In München seit: etwa zwei Jahren.

Wirkung: Geschnupft wirkt das weiße Pulver aufputschend, ähnlich wie Kokain und Amphetamine. Euphorie, gesteigertes Mitteilungsbedürfnis, erhöhte Ausdauer, verringertes Schlafbedürfnis und veränderte Wahrnehmung.

Gefahren: Austrocknung durch starkes Schwitzen, psychische Unruhe bis hin zu Rastlosigkeit und Paranoia.
Bei hohen Dosen starkes Zittern des Körpers, bis hin zu Augenzittern, Verkrampfungen der Kau- und Zuckungen der Gesichtsmuskeln.
Gemischt mit Kokain oder hohen Dosen Koffein kann es lebensbedrohlich wirken.

 






KRÄUTERMISCHUNGEN

Substanz: Synthetische Cannabinoide.

Szenenamen: Spice, Space, Forrest Humus, Smoke.

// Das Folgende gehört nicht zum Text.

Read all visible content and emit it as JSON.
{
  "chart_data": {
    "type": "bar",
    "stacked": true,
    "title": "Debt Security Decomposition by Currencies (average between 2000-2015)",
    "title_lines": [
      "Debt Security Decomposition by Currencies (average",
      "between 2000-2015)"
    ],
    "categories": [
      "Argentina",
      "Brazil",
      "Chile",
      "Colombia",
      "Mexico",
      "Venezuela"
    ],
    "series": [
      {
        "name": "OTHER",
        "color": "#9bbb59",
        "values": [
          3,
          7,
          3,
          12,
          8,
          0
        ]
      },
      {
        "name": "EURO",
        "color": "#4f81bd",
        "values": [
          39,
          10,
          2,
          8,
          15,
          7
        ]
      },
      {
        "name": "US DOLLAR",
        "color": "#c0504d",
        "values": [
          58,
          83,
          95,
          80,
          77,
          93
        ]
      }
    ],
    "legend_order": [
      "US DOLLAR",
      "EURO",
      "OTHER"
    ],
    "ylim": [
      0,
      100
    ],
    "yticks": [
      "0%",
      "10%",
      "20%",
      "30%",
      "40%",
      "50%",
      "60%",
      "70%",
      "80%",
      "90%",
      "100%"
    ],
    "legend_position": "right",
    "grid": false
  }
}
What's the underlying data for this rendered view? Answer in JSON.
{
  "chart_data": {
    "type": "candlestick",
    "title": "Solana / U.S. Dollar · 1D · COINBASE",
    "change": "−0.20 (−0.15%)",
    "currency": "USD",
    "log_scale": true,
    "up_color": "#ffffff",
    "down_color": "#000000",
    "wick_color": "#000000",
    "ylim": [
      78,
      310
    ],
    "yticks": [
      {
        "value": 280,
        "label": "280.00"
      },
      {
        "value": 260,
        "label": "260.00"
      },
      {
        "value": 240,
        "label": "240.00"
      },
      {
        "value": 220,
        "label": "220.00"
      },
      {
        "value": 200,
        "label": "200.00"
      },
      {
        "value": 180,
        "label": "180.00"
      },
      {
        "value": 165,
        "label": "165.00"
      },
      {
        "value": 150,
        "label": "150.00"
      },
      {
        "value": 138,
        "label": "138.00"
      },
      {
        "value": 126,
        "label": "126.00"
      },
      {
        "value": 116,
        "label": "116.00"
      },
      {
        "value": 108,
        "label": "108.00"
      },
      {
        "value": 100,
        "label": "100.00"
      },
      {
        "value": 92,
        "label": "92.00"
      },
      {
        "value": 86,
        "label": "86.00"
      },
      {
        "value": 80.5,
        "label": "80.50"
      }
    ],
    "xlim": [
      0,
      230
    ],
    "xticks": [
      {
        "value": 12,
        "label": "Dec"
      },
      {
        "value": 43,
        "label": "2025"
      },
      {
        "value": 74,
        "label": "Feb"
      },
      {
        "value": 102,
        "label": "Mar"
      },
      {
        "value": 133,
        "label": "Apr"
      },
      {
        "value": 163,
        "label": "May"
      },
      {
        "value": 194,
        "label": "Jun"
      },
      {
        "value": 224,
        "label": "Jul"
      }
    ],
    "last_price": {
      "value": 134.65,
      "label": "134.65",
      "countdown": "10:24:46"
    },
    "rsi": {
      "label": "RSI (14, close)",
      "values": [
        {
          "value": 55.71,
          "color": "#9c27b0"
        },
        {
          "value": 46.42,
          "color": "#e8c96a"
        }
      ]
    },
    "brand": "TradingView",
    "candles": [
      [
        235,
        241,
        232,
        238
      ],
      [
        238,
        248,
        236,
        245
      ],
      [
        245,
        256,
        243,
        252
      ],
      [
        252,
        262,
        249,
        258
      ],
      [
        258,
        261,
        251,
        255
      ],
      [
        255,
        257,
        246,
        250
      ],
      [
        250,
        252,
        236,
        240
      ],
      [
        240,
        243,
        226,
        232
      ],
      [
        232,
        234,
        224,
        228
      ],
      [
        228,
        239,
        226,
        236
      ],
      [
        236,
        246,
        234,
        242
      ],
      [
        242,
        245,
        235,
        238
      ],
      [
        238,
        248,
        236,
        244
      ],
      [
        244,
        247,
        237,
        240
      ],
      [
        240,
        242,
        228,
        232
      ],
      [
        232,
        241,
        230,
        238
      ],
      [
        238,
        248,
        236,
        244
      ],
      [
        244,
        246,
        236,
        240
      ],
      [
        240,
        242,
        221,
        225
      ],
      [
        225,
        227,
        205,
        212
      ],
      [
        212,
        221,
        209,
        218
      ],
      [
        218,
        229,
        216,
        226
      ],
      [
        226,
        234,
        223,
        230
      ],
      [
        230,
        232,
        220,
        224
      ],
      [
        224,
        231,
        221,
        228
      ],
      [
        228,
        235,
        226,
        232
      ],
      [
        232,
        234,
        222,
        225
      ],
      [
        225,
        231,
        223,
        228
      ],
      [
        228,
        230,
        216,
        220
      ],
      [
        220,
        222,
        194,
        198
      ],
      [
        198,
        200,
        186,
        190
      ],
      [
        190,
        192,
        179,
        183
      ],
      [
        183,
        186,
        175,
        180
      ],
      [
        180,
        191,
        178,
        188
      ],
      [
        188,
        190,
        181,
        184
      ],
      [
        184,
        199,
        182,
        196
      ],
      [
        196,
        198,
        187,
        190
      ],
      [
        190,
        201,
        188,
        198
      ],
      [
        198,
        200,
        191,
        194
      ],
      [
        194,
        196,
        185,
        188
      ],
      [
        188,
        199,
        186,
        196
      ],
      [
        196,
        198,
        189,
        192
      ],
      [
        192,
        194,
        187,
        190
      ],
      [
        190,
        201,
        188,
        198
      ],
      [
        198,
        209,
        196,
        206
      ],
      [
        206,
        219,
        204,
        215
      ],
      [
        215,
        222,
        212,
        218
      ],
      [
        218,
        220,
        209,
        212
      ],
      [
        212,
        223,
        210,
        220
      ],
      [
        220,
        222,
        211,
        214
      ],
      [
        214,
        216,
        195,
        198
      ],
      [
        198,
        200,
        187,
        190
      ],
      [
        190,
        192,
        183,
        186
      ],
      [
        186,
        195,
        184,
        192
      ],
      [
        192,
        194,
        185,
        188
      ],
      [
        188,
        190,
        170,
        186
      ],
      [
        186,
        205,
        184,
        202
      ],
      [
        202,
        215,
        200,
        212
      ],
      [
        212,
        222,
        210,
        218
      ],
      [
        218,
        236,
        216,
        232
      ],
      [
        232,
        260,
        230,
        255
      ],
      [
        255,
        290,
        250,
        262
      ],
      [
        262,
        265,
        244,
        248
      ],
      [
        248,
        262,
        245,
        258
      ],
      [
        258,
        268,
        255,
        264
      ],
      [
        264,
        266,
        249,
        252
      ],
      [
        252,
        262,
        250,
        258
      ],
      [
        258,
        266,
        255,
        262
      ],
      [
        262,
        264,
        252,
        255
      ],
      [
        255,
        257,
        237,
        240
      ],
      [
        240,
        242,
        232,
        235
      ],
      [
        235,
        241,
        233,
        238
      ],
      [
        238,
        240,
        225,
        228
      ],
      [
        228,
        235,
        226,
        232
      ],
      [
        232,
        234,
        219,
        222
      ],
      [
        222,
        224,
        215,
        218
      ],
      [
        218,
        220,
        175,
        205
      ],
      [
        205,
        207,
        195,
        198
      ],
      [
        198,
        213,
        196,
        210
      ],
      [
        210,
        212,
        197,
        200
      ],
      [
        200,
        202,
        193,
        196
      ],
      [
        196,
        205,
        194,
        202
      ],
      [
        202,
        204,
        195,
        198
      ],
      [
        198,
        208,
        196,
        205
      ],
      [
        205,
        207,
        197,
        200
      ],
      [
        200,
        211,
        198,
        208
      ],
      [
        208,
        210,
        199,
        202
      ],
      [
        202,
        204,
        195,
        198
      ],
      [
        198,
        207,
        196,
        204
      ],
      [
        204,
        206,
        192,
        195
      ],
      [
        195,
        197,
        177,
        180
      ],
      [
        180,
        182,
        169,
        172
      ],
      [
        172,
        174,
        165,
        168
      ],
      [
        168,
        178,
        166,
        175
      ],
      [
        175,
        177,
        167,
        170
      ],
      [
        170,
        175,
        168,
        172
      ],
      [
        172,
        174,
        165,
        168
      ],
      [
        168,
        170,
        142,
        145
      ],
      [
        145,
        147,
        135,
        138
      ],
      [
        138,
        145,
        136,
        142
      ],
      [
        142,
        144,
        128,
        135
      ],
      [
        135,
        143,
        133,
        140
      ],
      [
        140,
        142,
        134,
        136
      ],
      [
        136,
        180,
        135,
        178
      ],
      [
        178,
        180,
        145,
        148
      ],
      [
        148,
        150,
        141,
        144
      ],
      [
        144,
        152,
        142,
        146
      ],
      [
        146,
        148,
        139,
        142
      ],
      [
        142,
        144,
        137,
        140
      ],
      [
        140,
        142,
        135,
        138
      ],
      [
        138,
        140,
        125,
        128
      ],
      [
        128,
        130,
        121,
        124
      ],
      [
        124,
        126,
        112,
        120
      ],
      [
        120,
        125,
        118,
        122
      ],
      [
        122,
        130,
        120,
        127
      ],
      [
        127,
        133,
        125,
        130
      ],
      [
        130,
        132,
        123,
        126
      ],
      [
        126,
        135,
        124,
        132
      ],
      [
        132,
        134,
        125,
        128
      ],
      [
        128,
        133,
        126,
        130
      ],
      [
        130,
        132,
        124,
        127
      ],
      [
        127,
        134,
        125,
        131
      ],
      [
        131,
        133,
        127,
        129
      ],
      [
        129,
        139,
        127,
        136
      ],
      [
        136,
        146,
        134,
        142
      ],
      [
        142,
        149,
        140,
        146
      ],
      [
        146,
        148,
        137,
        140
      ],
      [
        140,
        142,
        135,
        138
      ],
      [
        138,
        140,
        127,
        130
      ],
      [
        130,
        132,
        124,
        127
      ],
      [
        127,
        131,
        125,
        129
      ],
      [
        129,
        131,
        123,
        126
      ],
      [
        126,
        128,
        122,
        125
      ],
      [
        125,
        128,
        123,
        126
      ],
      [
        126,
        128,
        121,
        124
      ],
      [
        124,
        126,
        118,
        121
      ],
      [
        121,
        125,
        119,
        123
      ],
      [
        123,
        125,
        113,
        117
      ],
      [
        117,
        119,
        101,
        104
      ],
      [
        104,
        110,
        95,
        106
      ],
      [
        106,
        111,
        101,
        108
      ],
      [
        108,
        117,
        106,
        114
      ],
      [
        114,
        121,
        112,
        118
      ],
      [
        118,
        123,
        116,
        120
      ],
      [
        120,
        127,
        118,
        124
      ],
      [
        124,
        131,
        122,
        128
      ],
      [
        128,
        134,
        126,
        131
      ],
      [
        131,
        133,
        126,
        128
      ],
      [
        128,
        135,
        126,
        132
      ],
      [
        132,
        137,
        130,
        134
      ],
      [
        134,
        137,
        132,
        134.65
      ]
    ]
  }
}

Herkunft: Das Mittel stammt meist aus China. Dort wird es einfach auf Kräuter oder gehäckseltes Laub geschüttet, im Zementmischer verrührt, getrocknet und in Tüten verpackt, sagt Aumüller. Verkauft werden sie als Räucherwerk für die Wohnung.

In München seit: etwa vier Jahren.

Wirkung: Geraucht werden die Kräutermischungen als Cannabis-Ersatz genutzt – sind jedoch viel stärker. Sie führen zu Entspannung, extrem auch zu Halluzinationen.

Gefahren: Da die Menge je nach Tüte sehr stark schwankt, weiß man nie, wie viel man einnimmt. Es kann zu Wahnvorstellungen und Kreislaufversagen führen.
Deosprays

Substanz: Butangas.

Szenename: Deo „schnüffeln”

Herkunft: Butan kommt in Erdöl und -gas vor. Seit dem FCKW-Verbot wird es als Treibgas in Sprays verwendet.

In München seit: fünf Jahren.

Wirkung: Butangas verdrängt den Sauerstoff, tötet Nervenzellen und Gewebe ab. Halluzinationen und Schwindel sind mögliche Folgen.

Gefahren: Krämpfe lassen keine Luft mehr in die Lunge. Atemstillstand. Tod.
Ärzte haben bereits einen Namen für dieses Ende: Sudden Sniffing Death Syndrom.